How is a permutation taken as an equivalent of a hash function in MinWise independent permutations?

Question

In the paper on MinWise independent permutations (MinWise independent permutations), the authors say that it is often convenient to consider permutations rather than hash functions (Pg-3).

While I understand that for a set X to be minwise independent, all elements in it must have the same probability of becoming the minimum element of its image under a randomly chosen hash function ∏, the part that I don't understand is where the authors say that ∏ could be conveniently taken as a permutation instead of a hash function.

Is there any example of it that anybody could provide that could help me understand this part better? How is the mapping of an element from the set X using a permutation supposed to function? I understand the purpose. But since I cant figure out the permutation analogy, I'm unable to find out how this works in practice.
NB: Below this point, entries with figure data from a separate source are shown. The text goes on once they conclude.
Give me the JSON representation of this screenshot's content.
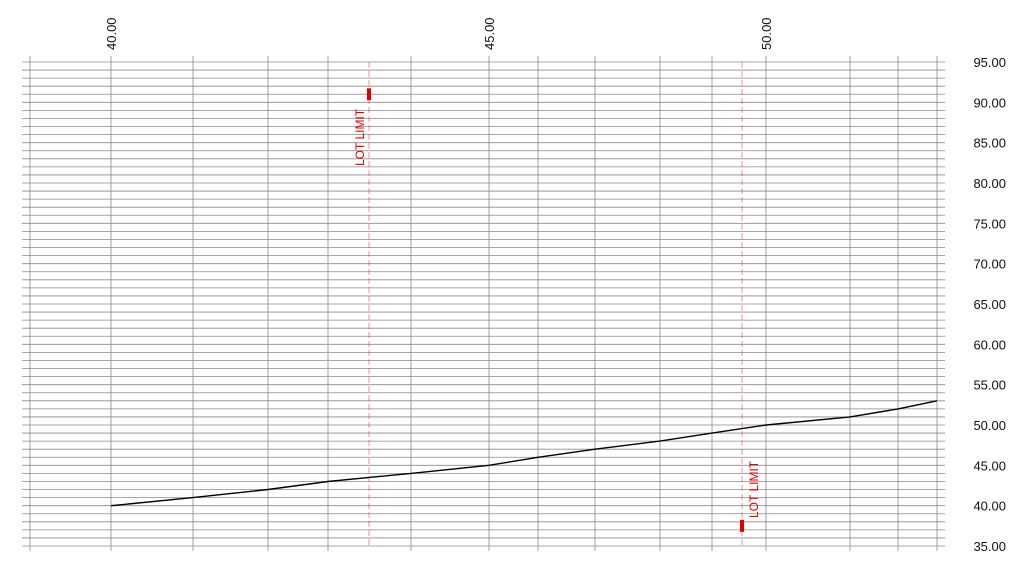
{
  "chart_data": {
    "type": "line",
    "title": "",
    "xlabel": "",
    "ylabel": "",
    "ylim": [
      35,
      95
    ],
    "y_ticks": [
      "35.00",
      "40.00",
      "45.00",
      "50.00",
      "55.00",
      "60.00",
      "65.00",
      "70.00",
      "75.00",
      "80.00",
      "85.00",
      "90.00",
      "95.00"
    ],
    "y_minor_grid_step": 1,
    "grid": true,
    "top_labels": [
      "40.00",
      "45.00",
      "50.00"
    ],
    "profile_elevations": [
      40,
      41,
      42,
      43,
      44,
      45,
      46,
      47,
      48,
      49,
      50,
      51,
      52,
      53
    ],
    "line_color": "#000000",
    "grid_color": "#8a8a8a",
    "annotations": [
      {
        "label": "LOT LIMIT",
        "color": "#e00000",
        "marker_elevation": 91
      },
      {
        "label": "LOT LIMIT",
        "color": "#e00000",
        "marker_elevation": 37.5
      }
    ]
  }
}
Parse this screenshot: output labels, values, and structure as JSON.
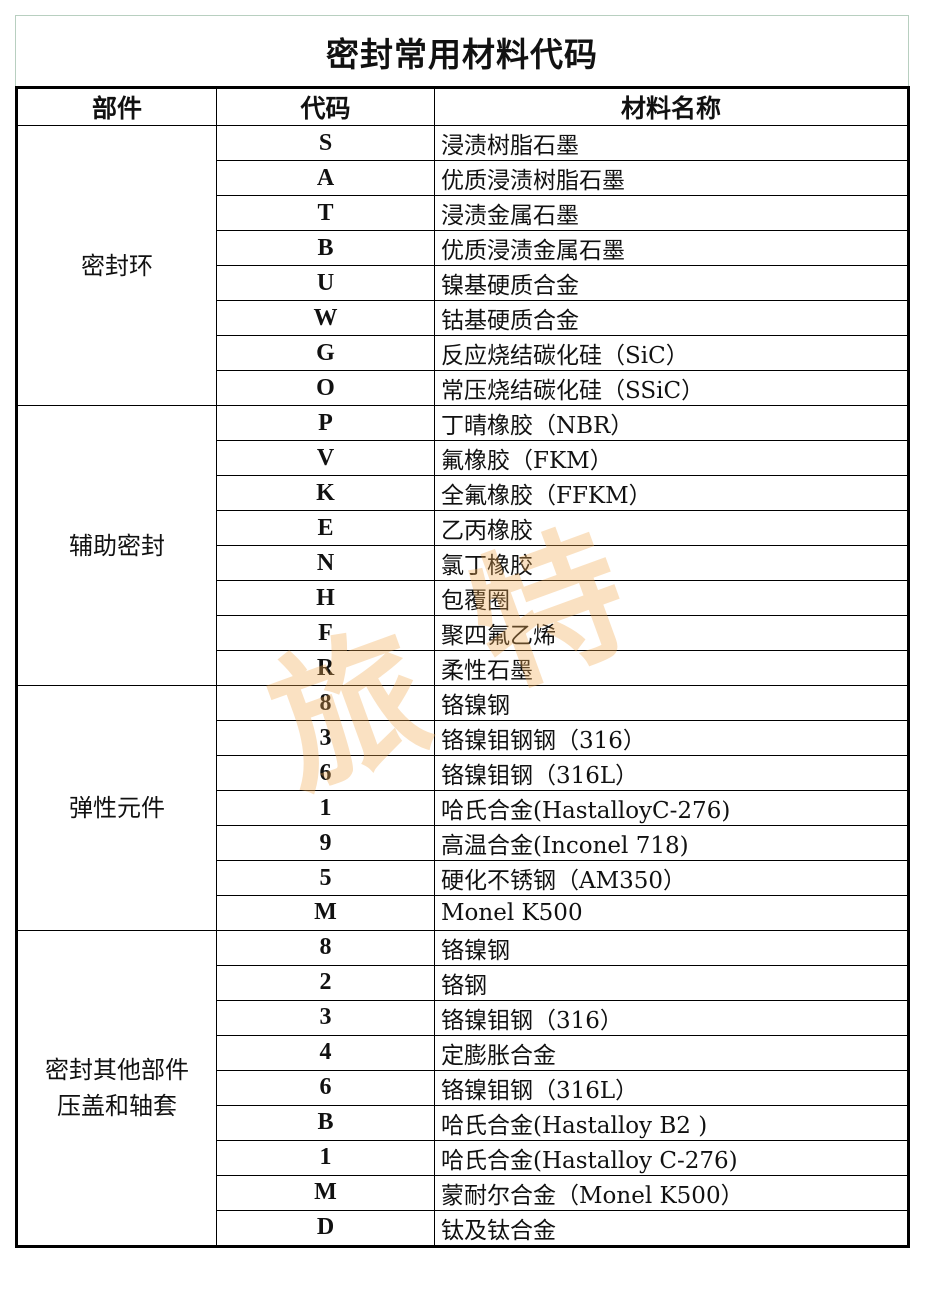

What I understand of this paper is something like this - To reduce the dimensionality of a set, we can generate (a fixed number of) minwise independent permutations, and for all these different permutations we can find out a minimum hash value. Since each element of the permutation is equally likely to be the minimum hash value, this minimum hash value can be then taken to (in a way) represent the set, hence representing the document on a scale of our choice. So no matter what number of words documents contain, if we generate 100 minwise independent permutations, we can represent the document in 100 words (or items from the universe set).

Thanks.

Answer 1

For the purpose of min-wise hashing, the only goal of the permutation (or hash function) is to map the initial bag of numbers into another bag, so that we can then pick off the min as the 'hash value'. So for this purpose, you should think of the permutation as merely a function that takes [1..n] and maps it to [1..n] (sending every element to its image under the permutation).

Are you concerned about the relative sizes of the domain and range ?

Answer 2

The function could possibly be an index array of size n. For example, F[1,...,n] =[2,1,4,5...]. The total number of all these functions would be n!. The position of 1 implies the minimum hashed integer. For example, F[2] = 1 implies that 2 will be mapped into the minimum hash value (1). If we randomly choose F, it is easy to see that 1 appears in each position of the array equally likely. So the minwise independence condition holds. Hopefully this helps.

Answer 3

How is the minimum element of a permutation different from simply a randomly chosen element of the original bag (or set)?

Answer 4

A permutation is the equivalent of an unbiased "good" hash function because it has even distribution. Since a permutation maps (1,2,...,n) $\to$ permuted-list-of(1,2,..., n), if the original set $A$ is an unbiased random selection of the range $1$ to $n$, then the likelihood that the $B$="permutation-hash" of $A$ will contain the minimum-value of $1$ to $n$ is the size of the set $A$ divided by $n$.

If the hash function is equitable and well-distributed, then the range of input values will be "hashed" into and map into the output range in an evenly distributed fashion. If the domain is a group of 256 characters, and the hash is a function which outputs 8 characters, then you want the domain to be partitioned into as closely-equal-sized subsets based on the what the hash of the domain words are.

A hash normally reduces the size of the object being hashed, thus because of the pigeonhole priniciple, at least one element of the range of the hash must map to more than one item in the domain. An equitable hash attempts to minimize the variance in the size of the bins which the domain is partitioned into. An inequitable hash leads to some of the bins being very different in size from the other bins. Thus a hash is usually a one-way mapping: given the hash of a message, it is not possible to determine what the original message consisted of, even though it may be possible to deduce what partition the message is part of (the partition whose hash digest is ...)

For example, the hash function EVEN-ODD, equivalently called REMAINDER-MODULO-2, is easily calculated by looking at the last (lowermost) bit of the message. If the range is a subset of $\mathbb{Z}$, e.g. the numbers $1...n$, then EVEN-ODD is an equitable hash, as the size of the partitions will differ by at most $1$.

A permutation is equivalent to performing a hash which does not reduce the size of the domain as it maps into the range, it performs a bijection. As such, the size of each partition is $1$, the variance of the sizes of the partitions is $0$, and these partitions are as equitably sized as possible.